Она понимала. И — как она полагала — исключением являлась не только потому, что не была живой.
Еще пару недель назад Герберт вряд ли стал бы ей это рассказывать. Даже если б она спросила.
— А Эльен?
— Он не знает.
— Почему?! — Ева сердито подалась вперед, чувствуя, как вжимается в шею теплое дерево грифа. — Ты мог бы рассказать ему, а он — все объяснить Мираклу! Передать…
— Айрес явно не желала, чтобы о клятве было известно кому-то, кроме нас двоих. Рассказать Мирку значило подставить его под удар. И раз он поверил в то, что я могу предать его… по своей воле… объяснять было незачем. — Герберт высказал это так равнодушно, будто ему и правда было совершенно плевать. — Эльен, к слову, не поверил. Как и ты.
Подобный максимализм вызвал у Евы смутное желание огреть некроманта смычком по макушке. Впрочем, чего еще она хотела? Максималист в одном будет максималистом и в другом; а в том, что хотя бы один аспект своей жизни Гербеуэрт тир Рейоль измеряет исключительно абсолютом, Ева уже имела возможность убедиться.

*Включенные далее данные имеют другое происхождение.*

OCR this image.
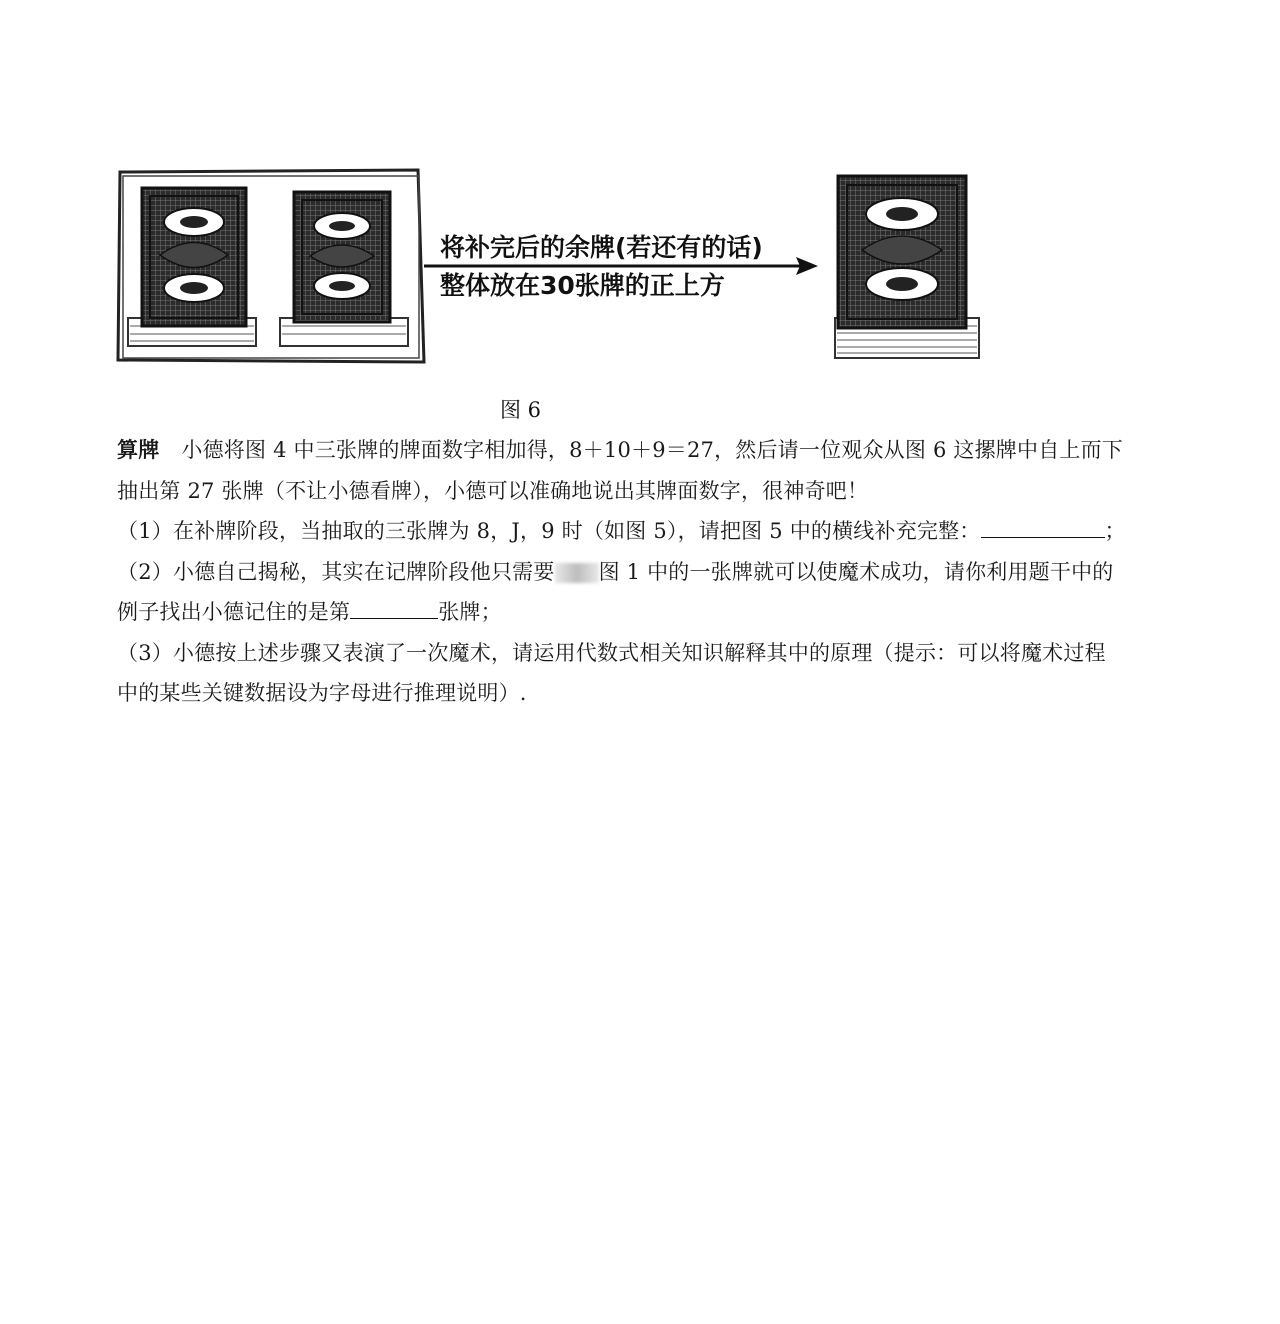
将补完后的余牌(若还有的话)
整体放在30张牌的正上方
图 6
算牌 小德将图 4 中三张牌的牌面数字相加得，8＋10＋9＝27，然后请一位观众从图 6 这摞牌中自上而下
抽出第 27 张牌（不让小德看牌），小德可以准确地说出其牌面数字，很神奇吧！
（1）在补牌阶段，当抽取的三张牌为 8，J，9 时（如图 5），请把图 5 中的横线补充完整：	；
（2）小德自己揭秘，其实在记牌阶段他只需要 图 1 中的一张牌就可以使魔术成功，请你利用题干中的
例子找出小德记住的是第	张牌；
（3）小德按上述步骤又表演了一次魔术，请运用代数式相关知识解释其中的原理（提示：可以将魔术过程
中的某些关键数据设为字母进行推理说明）.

— И твои родители… они поэтому погибли, да? — сопоставив факты, предположила она неуверенно. — Поэтому напали на Айрес тогда? Каким-то образом узнали о клятве, разозлились и…
— Я не знаю. Но это весьма вероятно.
Сухие слова просыпались, как канифольная пыль: так отстраненно, будто вовсе его не касались.
— Ты и Жнеца поэтому собираешься призвать? — ей почти удалось скрыть в голосе надежду, порожденную этой неожиданной мыслью. — Потому что Айрес тебе приказала?
— Нет. — Твердость ответа убила всю ее надежду на корню. — Это мое желание. Нужно хотеть этого всей душой, иначе ритуал просто не осуществится. — Герберт наконец встретился с ней взглядом; усталость, тускневшая в его глазах, болью щипнула душу — точно плохой музыкант играл на ней пиццикато. — Не думай об Айрес слишком плохо. То был единственный раз, когда она воспользовалась клятвой… иначе я бы никогда не решился пойти в тот лес, где нашел тебя.